Four varies guide us through the seasons in four very different growing regions of Europe. The series presents succulent portraits of rare vegetables, their histories and their origins. Many of the plantations for these vegetables are in bad shape. We show the people with the passion and commitment to preserve these fruit and vegetable varieties.
Violet artichokes are a specialty from the Venetian Lagoon region, a unique landscape between the mainland and the sea. It is especially the plant's very first buds, the delicate 'castraure', that merchants can't seem to get enough of. In fact, they are so popular among Venetians that it's rare to find them outside of local markets. Thanks to their high cyarine content, this vegetable is also used as a natural remedy.
Growing at the edge of the Black Forest, the so-called 'Bühler plum' is a star that is in danger of being relegated. Unlike all the 'practical' new varieties it doesn't bear fruit until its eighth year – and these are more difficult to harvest because of the trees' height. But this plum variety can also count on the loyalty of many enthusiasts, including fruit farmers, gourmets and slow food activists. Will they manage, collectively, to save the 'Blue Queen' from extinction?
Mollar de Elche is a pomegranate variety with particularly soft and sweet seeds. This 'favorite fruit of the gods' has been cultivated for more than two millennia in this region to the South of Alicante. But it wasn't until it was discovered as a 'super food' with health-promoting properties that its cultivation once again became profitable. The Mollar is processed into juice, cosmetics and even medicines.
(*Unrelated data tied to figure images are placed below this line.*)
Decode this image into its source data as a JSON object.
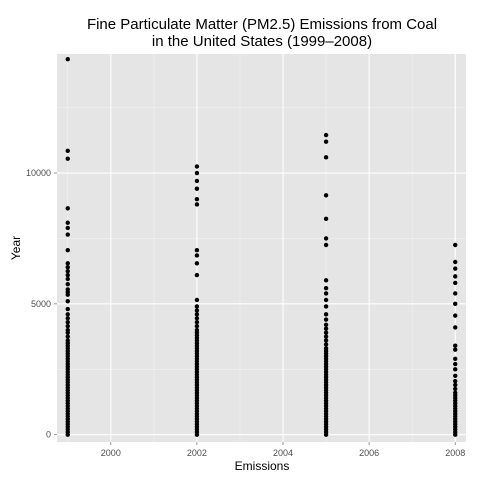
{
  "chart_data": {
    "type": "scatter",
    "title_line1": "Fine Particulate Matter (PM2.5) Emissions from Coal",
    "title_line2": "in the United States (1999–2008)",
    "xlabel": "Emissions",
    "ylabel": "Year",
    "xlim": [
      1998.75,
      2008.25
    ],
    "ylim": [
      -280,
      14550
    ],
    "x_ticks": [
      2000,
      2002,
      2004,
      2006,
      2008
    ],
    "x_tick_labels": [
      "2000",
      "2002",
      "2004",
      "2006",
      "2008"
    ],
    "y_ticks": [
      0,
      5000,
      10000
    ],
    "y_tick_labels": [
      "0",
      "5000",
      "10000"
    ],
    "grid": true,
    "legend": "none",
    "colors": {
      "panel": "#e5e5e5",
      "grid_major": "#ffffff",
      "grid_minor": "#f2f2f2",
      "point": "#000000"
    },
    "points": [
      {
        "x": 1999,
        "y": [
          14350,
          10850,
          10550,
          8650,
          8100,
          7900,
          7650,
          7050,
          6550,
          6400,
          6250,
          6100,
          5950,
          5750,
          5550,
          5450,
          5350,
          5100,
          4800,
          4600,
          4450,
          4300,
          4150,
          4000,
          3900,
          3750,
          3600,
          3500,
          3400,
          3300,
          3200,
          3100,
          3000,
          2900,
          2800,
          2700,
          2600,
          2500,
          2400,
          2300,
          2200,
          2100,
          2000,
          1900,
          1800,
          1700,
          1600,
          1500,
          1400,
          1300,
          1200,
          1100,
          1000,
          900,
          800,
          700,
          600,
          500,
          400,
          300,
          200,
          100,
          0
        ]
      },
      {
        "x": 2002,
        "y": [
          10250,
          10000,
          9700,
          9400,
          9000,
          8800,
          7050,
          6850,
          6550,
          6100,
          5150,
          4900,
          4750,
          4600,
          4450,
          4300,
          4150,
          4000,
          3900,
          3800,
          3700,
          3600,
          3500,
          3400,
          3300,
          3200,
          3100,
          3000,
          2900,
          2800,
          2700,
          2600,
          2500,
          2400,
          2300,
          2200,
          2100,
          2000,
          1900,
          1800,
          1700,
          1600,
          1500,
          1400,
          1300,
          1200,
          1100,
          1000,
          900,
          800,
          700,
          600,
          500,
          400,
          300,
          200,
          100,
          0
        ]
      },
      {
        "x": 2005,
        "y": [
          11450,
          11200,
          10600,
          9150,
          8250,
          7500,
          7250,
          5900,
          5600,
          5400,
          5150,
          4900,
          4600,
          4400,
          4200,
          4050,
          3900,
          3750,
          3600,
          3450,
          3300,
          3200,
          3100,
          3000,
          2900,
          2800,
          2700,
          2600,
          2500,
          2400,
          2300,
          2200,
          2100,
          2000,
          1900,
          1800,
          1700,
          1600,
          1500,
          1400,
          1300,
          1200,
          1100,
          1000,
          900,
          800,
          700,
          600,
          500,
          400,
          300,
          200,
          100,
          0
        ]
      },
      {
        "x": 2008,
        "y": [
          7250,
          6600,
          6350,
          6050,
          5800,
          5400,
          5000,
          4550,
          4100,
          3400,
          3250,
          2900,
          2700,
          2500,
          2250,
          2050,
          1900,
          1750,
          1600,
          1500,
          1400,
          1300,
          1200,
          1100,
          1000,
          900,
          800,
          700,
          600,
          500,
          400,
          300,
          200,
          100,
          0
        ]
      }
    ]
  }
}
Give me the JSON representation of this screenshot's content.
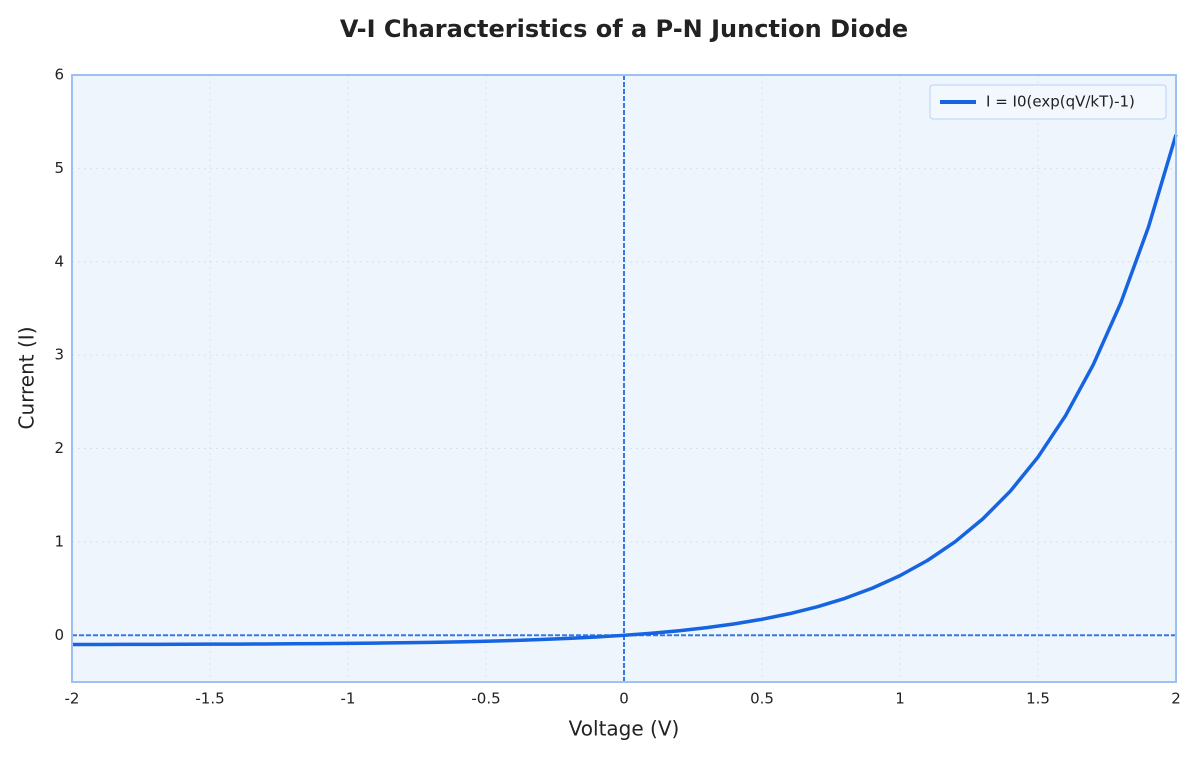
{
  "chart_data": {
    "type": "line",
    "title": "V-I Characteristics of a P-N Junction Diode",
    "x_label": "Voltage (V)",
    "y_label": "Current (I)",
    "x": [
      -2,
      -1.9,
      -1.8,
      -1.7,
      -1.6,
      -1.5,
      -1.4,
      -1.3,
      -1.2,
      -1.1,
      -1,
      -0.9,
      -0.8,
      -0.7,
      -0.6,
      -0.5,
      -0.4,
      -0.3,
      -0.2,
      -0.1,
      0,
      0.1,
      0.2,
      0.3,
      0.4,
      0.5,
      0.6,
      0.7,
      0.8,
      0.9,
      1,
      1.1,
      1.2,
      1.3,
      1.4,
      1.5,
      1.6,
      1.7,
      1.8,
      1.9,
      2
    ],
    "series": [
      {
        "name": "I = I0(exp(qV/kT)-1)",
        "color": "#1664e0",
        "values": [
          -0.0982,
          -0.0978,
          -0.0973,
          -0.0967,
          -0.0959,
          -0.095,
          -0.0939,
          -0.0926,
          -0.0909,
          -0.0889,
          -0.0865,
          -0.0835,
          -0.0798,
          -0.0753,
          -0.0699,
          -0.0632,
          -0.0551,
          -0.0451,
          -0.033,
          -0.0181,
          0,
          0.0221,
          0.0492,
          0.0822,
          0.1226,
          0.1718,
          0.232,
          0.3055,
          0.3953,
          0.505,
          0.6389,
          0.8025,
          1.0023,
          1.2464,
          1.5445,
          1.9086,
          2.3533,
          2.8964,
          3.5598,
          4.3701,
          5.3598
        ]
      }
    ],
    "xlim": [
      -2,
      2
    ],
    "ylim": [
      -0.5,
      6
    ],
    "xticks": [
      -2,
      -1.5,
      -1,
      -0.5,
      0,
      0.5,
      1,
      1.5,
      2
    ],
    "yticks": [
      0,
      1,
      2,
      3,
      4,
      5,
      6
    ],
    "hlines": [
      0
    ],
    "vlines": [
      0
    ],
    "grid": true,
    "legend": "upper-right"
  }
}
Indeed, rich in antioxidants, it may even slow the progression of Alzheimer's disease.
The Ardèche is marked by centuries-old, terraced chestnut forests. Roasted or cooked, the fruits of these trees, Ardèche chestnuts, are considered a delicacy as soup, ragout, puree, gratin or pudding. The chestnut harvesting season spans the months of October and November when they are gathered by hand in work that is both tedious and difficult to eke out an existence from. Many of the plantations are in a bad state; moreover, a destructive pest from Japan has infested the trees, destroying almost half of the harvest. Fortunately, an antidote has been available since last year.